Ray L. Chesebro, City Attorney, F. von Schrader, Assistant City Attorney, and John Beardsley, Deputy City Attorney, for Respondents.


Stephens, P. J.

This is an appeal upon a proceeding in mandamus tried in the superior court. Petitioner appeals after an adverse decision. [7 Cal. App. 2d 291]

[1] Petitioner was for several years an employed official in the harbor department of the city of Los Angeles. During his service he took no vacation for several years, notwithstanding he was entitled thereto under the following provision of the city charter: "Sec. 426. Every person who shall have been in the service of the city, continuously, for one year, shall be allowed a vacation of two weeks on full pay, annually." Upon his leaving the service, and after having been paid his salary in full, he claimed additional payment for the untaken vacation periods under a harbor board resolution which seems to provide that an employee may accumulate allowable vacations over an unlimited period of years and upon leaving the service get additional pay therefor. His service without vacations was voluntary and not under any city official or other request.

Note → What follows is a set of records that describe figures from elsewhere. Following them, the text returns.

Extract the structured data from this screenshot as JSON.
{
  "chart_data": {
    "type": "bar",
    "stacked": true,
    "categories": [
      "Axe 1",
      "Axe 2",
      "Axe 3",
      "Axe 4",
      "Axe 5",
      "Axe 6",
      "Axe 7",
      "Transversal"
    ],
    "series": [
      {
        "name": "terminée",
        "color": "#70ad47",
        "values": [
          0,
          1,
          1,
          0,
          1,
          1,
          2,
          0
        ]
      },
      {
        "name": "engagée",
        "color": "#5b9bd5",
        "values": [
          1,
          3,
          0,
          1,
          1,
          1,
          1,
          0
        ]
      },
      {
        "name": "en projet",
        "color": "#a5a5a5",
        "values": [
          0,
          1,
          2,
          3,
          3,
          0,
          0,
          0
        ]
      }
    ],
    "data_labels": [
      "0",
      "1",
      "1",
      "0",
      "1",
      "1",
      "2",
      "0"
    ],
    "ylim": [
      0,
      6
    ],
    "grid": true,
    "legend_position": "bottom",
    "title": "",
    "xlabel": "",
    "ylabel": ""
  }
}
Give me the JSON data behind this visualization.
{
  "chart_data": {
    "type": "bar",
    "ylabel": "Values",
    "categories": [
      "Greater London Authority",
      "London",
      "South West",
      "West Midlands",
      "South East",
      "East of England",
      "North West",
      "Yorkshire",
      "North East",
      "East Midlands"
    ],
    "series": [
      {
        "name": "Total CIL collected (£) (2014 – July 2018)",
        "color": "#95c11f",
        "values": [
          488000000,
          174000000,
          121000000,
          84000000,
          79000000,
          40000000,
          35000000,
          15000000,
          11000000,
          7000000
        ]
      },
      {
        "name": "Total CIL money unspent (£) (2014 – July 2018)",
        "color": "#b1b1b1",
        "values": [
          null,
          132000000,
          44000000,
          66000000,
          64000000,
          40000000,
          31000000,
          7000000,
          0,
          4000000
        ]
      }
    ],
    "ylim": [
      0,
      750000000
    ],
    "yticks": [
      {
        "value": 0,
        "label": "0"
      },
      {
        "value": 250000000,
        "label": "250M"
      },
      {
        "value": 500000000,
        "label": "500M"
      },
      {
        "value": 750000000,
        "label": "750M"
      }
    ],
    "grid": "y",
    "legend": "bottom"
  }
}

The official was employed under a fixed salary, and there is no charter or other legal provision for a double payment for any part of his services, and the resolution of the board was of no effect in such circumstances. Petitioner accepted his position under the provision that he should be allowed two weeks annual vacation with pay. [2] "Vacation", in this sense, means on the one hand a beneficent surcease from regular duty for two weeks each year, that a period of freedom, rest or diversion for the employee may be enjoyed, and upon the other a gain to the employer through a recuperated and better satisfied employee. Accumulation of vacation would entirely negative such purposes. Had the charter intended to award a faithful employee by providing a bonus for continued uninterrupted service it would have so provided. Such provision would effect exactly the opposite result to the charter's purpose, as we see it. The untaken vacations were waived, and no obligation fell upon the city.

The judgment is affirmed.

Crail, J., and Fricke, J., pro tem., concurred.